The P40 also achieved its performance using more than three times as much power, so this comparison wasn’t that fair, either. The bottom line is that right now it’s not easy to compare wildly different architectures to each other when it comes to machine learning tasks.
Cloud TPU Performance
In last month’s paper, Google hinted that a next-generation TPU could be significantly faster if certain modifications were made. The Cloud TPU seems to have have received some of those improvements. It’s now much faster, and it can also do floating-point computation, which means it’s suitable for training neural networks, too.

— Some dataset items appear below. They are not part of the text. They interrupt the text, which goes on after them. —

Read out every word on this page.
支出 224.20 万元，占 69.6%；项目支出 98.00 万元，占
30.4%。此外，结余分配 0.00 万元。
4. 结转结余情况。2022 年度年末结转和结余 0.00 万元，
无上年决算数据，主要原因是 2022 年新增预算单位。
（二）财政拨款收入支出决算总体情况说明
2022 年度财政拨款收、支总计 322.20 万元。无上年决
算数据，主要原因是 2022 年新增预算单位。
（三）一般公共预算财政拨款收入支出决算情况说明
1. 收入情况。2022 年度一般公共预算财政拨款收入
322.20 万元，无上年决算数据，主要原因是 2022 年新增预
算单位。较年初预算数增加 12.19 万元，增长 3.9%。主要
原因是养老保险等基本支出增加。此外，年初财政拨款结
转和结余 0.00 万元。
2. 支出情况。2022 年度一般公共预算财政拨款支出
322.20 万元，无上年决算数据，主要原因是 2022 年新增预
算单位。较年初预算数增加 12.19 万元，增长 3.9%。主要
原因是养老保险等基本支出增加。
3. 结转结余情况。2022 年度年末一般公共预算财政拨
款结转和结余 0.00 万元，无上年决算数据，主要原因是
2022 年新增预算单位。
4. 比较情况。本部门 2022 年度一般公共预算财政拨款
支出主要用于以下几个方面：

According to Google, the chip can achieve 180 teraflops of floating-point performance, which is six times more than Nvidia’s latest Tesla V100 accelerator for FP16 half-precision computation. Even when compared against Nvidia’s “Tensor Core” performance, the Cloud TPU is still 50% faster.
Google made the Cloud TPU highly scalable and noted that 64 units can be put together to form a “pod” with a total performance of 11.5 petaflops of computation for a single machine learning task.
Strangely enough, Google hasn’t given the numbers for inference performance yet, but it may reveal them in the near future. Power consumption was not revealed either, as it was for the TPU.
Cloud TPUs For Everyone
Up until now, Google has kept its TPUs to itself, likely because it was still experimental technology and the company wanted to first see how it fared in the real world. However, the company will now make the Cloud TPUs available to all of its Google Compute Engine customers. Customers will be able to mix and match Cloud TPUs with Intel CPUs, Nvidia GPUs, and the rest of its hardware infrastructure to optimize their own machine learning solutions.
It almost goes without saying that the Cloud TPUs support the TensorFlow machine learning software library, which Google open sourced in 2015.
Google will also donate access to 1,000 Cloud TPUs to top researchers under the TensorFlow Research Cloud program to see what people do with them.
Update, 5/18/17, 7:52am PT: Fixed typo.